Thursday 8 April 2010

Millionaires and the rise of slut pop

If you thought Kesha's music was not exactly wholesome fare for the young girls it targets, wait until you meet The Millionaires. The Californian girl trio are making a big push for stardom this year and, judging by the lyrics of their trashy pop songs, Moms of impressionable teens might not like them.

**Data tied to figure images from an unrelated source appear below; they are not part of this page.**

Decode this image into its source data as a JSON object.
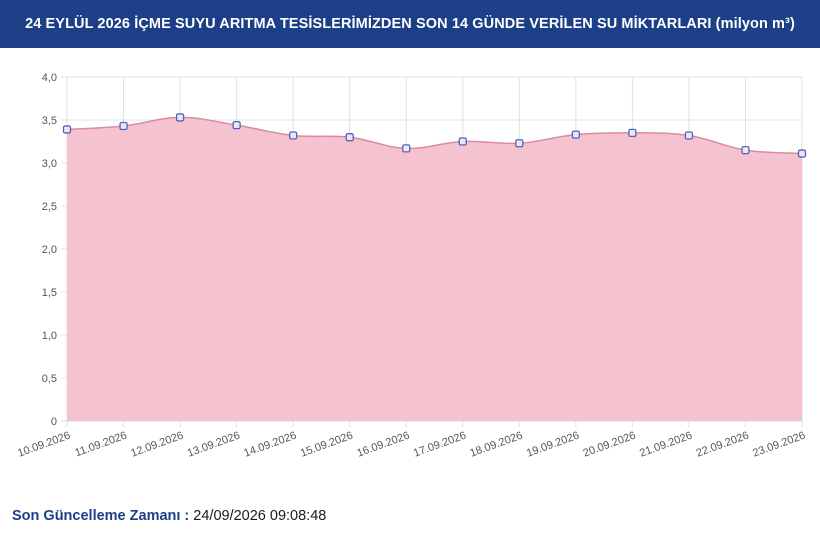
{
  "header": {
    "title": "24 EYLÜL 2026 İÇME SUYU ARITMA TESİSLERİMİZDEN SON 14 GÜNDE VERİLEN SU MİKTARLARI (milyon m³)"
  },
  "chart_data": {
    "type": "area",
    "title": "24 EYLÜL 2026 İÇME SUYU ARITMA TESİSLERİMİZDEN SON 14 GÜNDE VERİLEN SU MİKTARLARI (milyon m³)",
    "xlabel": "",
    "ylabel": "",
    "categories": [
      "10.09.2026",
      "11.09.2026",
      "12.09.2026",
      "13.09.2026",
      "14.09.2026",
      "15.09.2026",
      "16.09.2026",
      "17.09.2026",
      "18.09.2026",
      "19.09.2026",
      "20.09.2026",
      "21.09.2026",
      "22.09.2026",
      "23.09.2026"
    ],
    "values": [
      3.39,
      3.43,
      3.53,
      3.44,
      3.32,
      3.3,
      3.17,
      3.25,
      3.23,
      3.33,
      3.35,
      3.32,
      3.15,
      3.11
    ],
    "ylim": [
      0,
      4
    ],
    "yticks": [
      "0",
      "0,5",
      "1,0",
      "1,5",
      "2,0",
      "2,5",
      "3,0",
      "3,5",
      "4,0"
    ],
    "grid": true,
    "legend": "none",
    "colors": {
      "fill": "#f5c3cf",
      "line": "#d98ba0",
      "marker": "#5a5fb8"
    }
  },
  "footer": {
    "label": "Son Güncelleme Zamanı :",
    "value": "24/09/2026 09:08:48"
  }
}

They broke through last year with their GET F$CKED UP and Just got Paid, Let's Get Laid Tours last year. 2010 sees their first major single releases "Stay The Night" and "Prom Dress". The latter begins with the words:

listen up bitches
i'm your fucking M C
I've got my mind on your goodies
I can see your WEE WEE

and it doesn't get any more highbrow with every verse and chorus on the same theme - no commitment sex. Stay the Night is more or less the same with a some drinking and rough sex thrown in. Maybe it's some kind of post-modern ironic thing but I can't see many young girls listening to lines like this getting the joke:

so if you get me drunk
my uhhh will shut you up
we'll go down
on the ground
play around

Should parents and the rest of us be worried by the likes of Kesha and The Millionaires? I don't think so. Pop has always been about sex at some level (the one that started it all off "Shake Rattle & Roll" was the Millionaires song of 1954) and songs are the least of parents' worries in any case. The songs should be just judged on how good they are as entertainment. They are OK - bright and cheery enough 5/10 - but you do get the feeling that all the sex stuff is a cynical attempt to make bubble gum pop sound edgy and rebellious.